Click here for a video overview of this week’s content.
Here are the links to this week’s articles as well as a brief description of each:
1. Nobody Knows II. It would be rare for me to read a memo from Oaktree Capital’s Howard Marks and not share it. His latest memo, written on the heels of the first seven tumultuous days of the market’s heightened volatility, is particularly timely. Marks shares his view of the coronavirus and its implications for the markets. He discusses coronavirus’s potential effect on the economy, investors, and monetary and fiscal policy. He also discusses how investors may react.

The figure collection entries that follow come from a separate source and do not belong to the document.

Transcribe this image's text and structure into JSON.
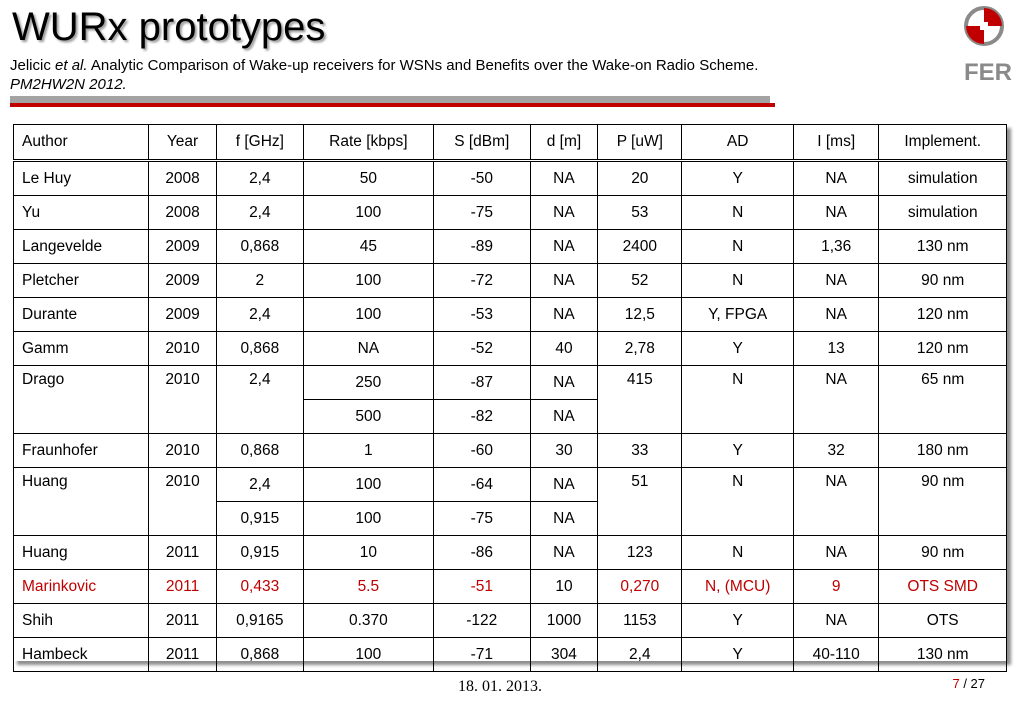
{
  "slide": {
    "title": "WURx prototypes",
    "subtitle": {
      "author": "Jelicic ",
      "etal": "et al.",
      "text": " Analytic Comparison of Wake-up receivers for WSNs and Benefits over the Wake-on Radio Scheme.",
      "venue": "PM2HW2N 2012."
    },
    "logo_text": "FER",
    "footer_date": "18. 01. 2013.",
    "page_current": "7",
    "page_total": " / 27",
    "highlight_color": "#c00000"
  },
  "table": {
    "headers": [
      "Author",
      "Year",
      "f [GHz]",
      "Rate [kbps]",
      "S [dBm]",
      "d [m]",
      "P [uW]",
      "AD",
      "I [ms]",
      "Implement."
    ],
    "rows": [
      [
        "Le Huy",
        "2008",
        "2,4",
        "50",
        "-50",
        "NA",
        "20",
        "Y",
        "NA",
        "simulation"
      ],
      [
        "Yu",
        "2008",
        "2,4",
        "100",
        "-75",
        "NA",
        "53",
        "N",
        "NA",
        "simulation"
      ],
      [
        "Langevelde",
        "2009",
        "0,868",
        "45",
        "-89",
        "NA",
        "2400",
        "N",
        "1,36",
        "130 nm"
      ],
      [
        "Pletcher",
        "2009",
        "2",
        "100",
        "-72",
        "NA",
        "52",
        "N",
        "NA",
        "90 nm"
      ],
      [
        "Durante",
        "2009",
        "2,4",
        "100",
        "-53",
        "NA",
        "12,5",
        "Y, FPGA",
        "NA",
        "120 nm"
      ],
      [
        "Gamm",
        "2010",
        "0,868",
        "NA",
        "-52",
        "40",
        "2,78",
        "Y",
        "13",
        "120 nm"
      ],
      [
        "Drago",
        "2010",
        "2,4",
        "250",
        "-87",
        "NA",
        "415",
        "N",
        "NA",
        "65 nm"
      ],
      [
        "500",
        "-82",
        "NA"
      ],
      [
        "Fraunhofer",
        "2010",
        "0,868",
        "1",
        "-60",
        "30",
        "33",
        "Y",
        "32",
        "180 nm"
      ],
      [
        "Huang",
        "2010",
        "2,4",
        "100",
        "-64",
        "NA",
        "51",
        "N",
        "NA",
        "90 nm"
      ],
      [
        "0,915",
        "100",
        "-75",
        "NA"
      ],
      [
        "Huang",
        "2011",
        "0,915",
        "10",
        "-86",
        "NA",
        "123",
        "N",
        "NA",
        "90 nm"
      ],
      [
        "Marinkovic",
        "2011",
        "0,433",
        "5.5",
        "-51",
        "10",
        "0,270",
        "N, (MCU)",
        "9",
        "OTS SMD"
      ],
      [
        "Shih",
        "2011",
        "0,9165",
        "0.370",
        "-122",
        "1000",
        "1153",
        "Y",
        "NA",
        "OTS"
      ],
      [
        "Hambeck",
        "2011",
        "0,868",
        "100",
        "-71",
        "304",
        "2,4",
        "Y",
        "40-110",
        "130 nm"
      ]
    ]
  }
}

2. How to Be More Optimistic. Have you tried to visualize your dream life? What would it look like? How would it feel? I ask questions like these when preparing a client’s financial plan. They help determine their financial-related goals and priorities. Visualizing a bright future can make you more of an optimist. Pessimists focus on the negative. Before I met my wife, I was much more of a pessimist. She helped me have a brighter outlook. When I decided to launch Apprise, I tried to visualize what I thought the business would look like in the future. Believe it or not, I think that approach will allow me to build the type of business I envision. The research cited in this article would agree.
3. Here’s How to Reduce the Taxes on Your Social Security Benefits. Did you know you pay taxes on your Social Security benefits? About 40% of those who receive benefits owe taxes on their income. Depending on your facts and circumstances, 50% or 85% of your benefits can be taxed. This article can help you know how much of your benefits are taxed. It can also help you lower the taxes you pay on these benefits. You should also be wary of the tax torpedo.
4. Coronavirus Info for Friends and Family. I have read many articles about coronavirus to help me better understand its potential risks and implications. This one, which I discovered about a week ago, remains one of my favorites. In addition to being informative, it provides links to websites with real data about coronavirus and how it’s spreading. I hope you find it helpful. For a take on how people think about risk and why they react the way they do to these types of stories, you may also want to read Corona Panic.
5. The Market Cycle of Emotions. When market volatility increases, I can’t help but think of this chart. It does a great job of highlighting the emotions that lead us to “buy high” and “sell low.” These are the two worst things we can do as investors. But our emotions get in the way. As our fears about what the market will do next increase, we sell. Conversely, when our excitement grows, we buy. This cycle repeats again and again. Keep this graph in mind as you survey your feelings about the market.